The recently published EU Anti-Corruption Report explains the situation in each Member State: what anti-corruption measures are in place, which ones are working well, what could be improved and how.
In Romania, both petty and political corruption remains a significant problem, according to the report. Although some positive results have been observed when it comes to prosecution of high level corruption cases, political will to address corruption and promote high standards of integrity has been inconsistent.
The European Commission suggests that Romania ensures that all necessary guarantees remain in place to safeguard the independence and continuation of non-partisan investigations into high-level corruption cases, including with regard to elected and appointed officials.

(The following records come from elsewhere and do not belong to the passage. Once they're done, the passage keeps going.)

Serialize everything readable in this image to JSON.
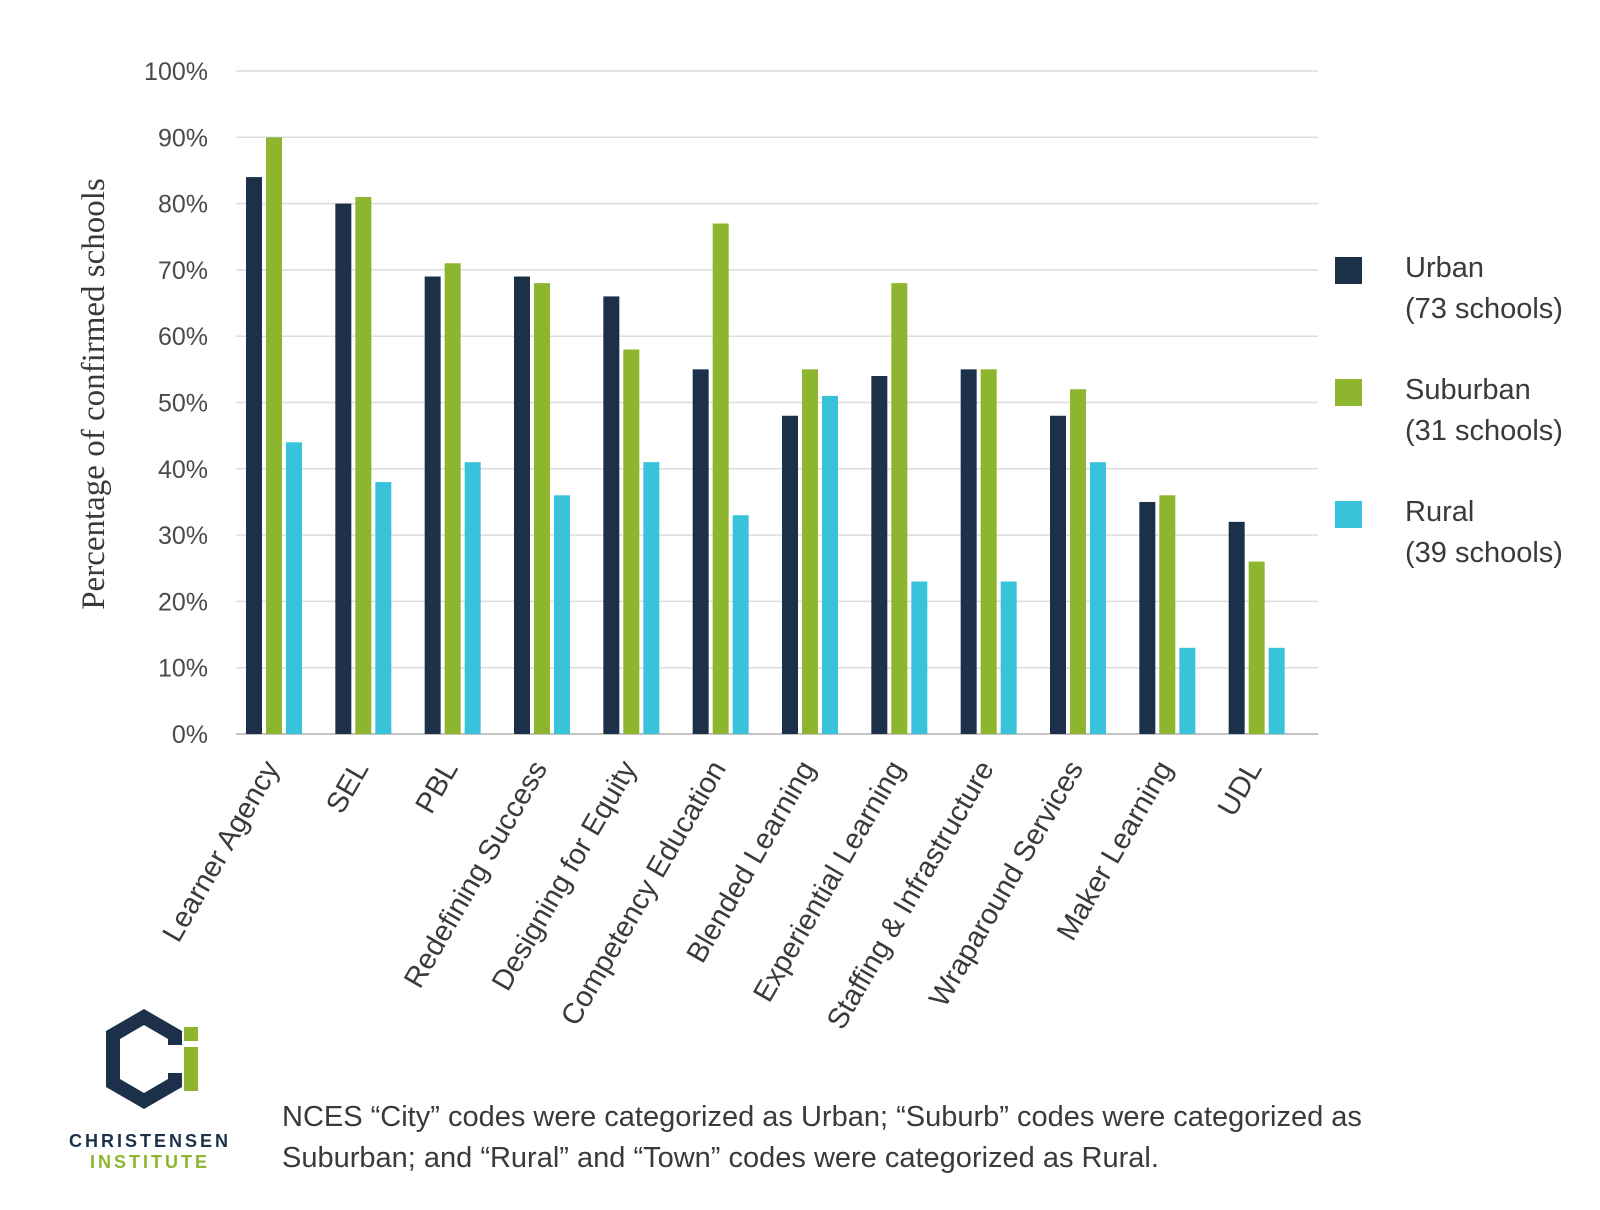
{
  "chart_data": {
    "type": "bar",
    "title": "",
    "xlabel": "",
    "ylabel": "Percentage of confirmed schools",
    "ylim": [
      0,
      100
    ],
    "yticks": [
      "0%",
      "10%",
      "20%",
      "30%",
      "40%",
      "50%",
      "60%",
      "70%",
      "80%",
      "90%",
      "100%"
    ],
    "grid": true,
    "legend_position": "right",
    "categories": [
      "Learner Agency",
      "SEL",
      "PBL",
      "Redefining Success",
      "Designing for Equity",
      "Competency Education",
      "Blended Learning",
      "Experiential Learning",
      "Staffing & Infrastructure",
      "Wraparound Services",
      "Maker Learning",
      "UDL"
    ],
    "series": [
      {
        "name": "Urban",
        "detail": "(73 schools)",
        "color": "#1c3049",
        "values": [
          84,
          80,
          69,
          69,
          66,
          55,
          48,
          54,
          55,
          48,
          35,
          32
        ]
      },
      {
        "name": "Suburban",
        "detail": "(31 schools)",
        "color": "#8db52d",
        "values": [
          90,
          81,
          71,
          68,
          58,
          77,
          55,
          68,
          55,
          52,
          36,
          26
        ]
      },
      {
        "name": "Rural",
        "detail": "(39 schools)",
        "color": "#39c3db",
        "values": [
          44,
          38,
          41,
          36,
          41,
          33,
          51,
          23,
          23,
          41,
          13,
          13
        ]
      }
    ]
  },
  "footnote": {
    "line1": "NCES “City” codes were categorized as Urban; “Suburb” codes were categorized as",
    "line2": "Suburban; and “Rural” and “Town” codes were categorized as Rural."
  },
  "logo": {
    "name": "CHRISTENSEN",
    "sub": "INSTITUTE",
    "primary_color": "#1c3049",
    "accent_color": "#8db52d"
  }
}
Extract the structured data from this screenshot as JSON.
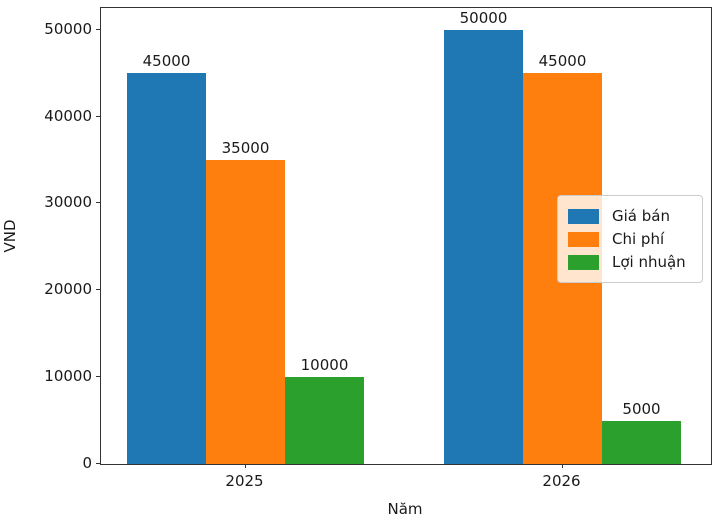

The Commission also suggests that Romania develops comprehensive codes of conduct for elected officials and that dissuasive sanctions for corrupt practices are ensured. Strengthening of prevention and control mechanisms with regard to public procurement and public contracts is also suggested, including in state-owned and state-controlled companies. Furthermore, the Commission suggests increasing the efficiency of prevention and detection of conflicts of interest among public officials, as well as strengthening safeguards when it comes to allocation of public funding, and carrying out strategies to reduce corruption in healthcare.
Alongside an analysis of the situation in each EU Member State, the European Commission is also presenting two extensive opinion polls. More than three quarters of European citizens, and a full 93 percent of Romanians, agree that corruption is widespread in their home country.
25 percent of Romanians, the second highest percentage in the EU, have been asked or expected to pay a bribe in the past year, compared to the EU average of 4 percent.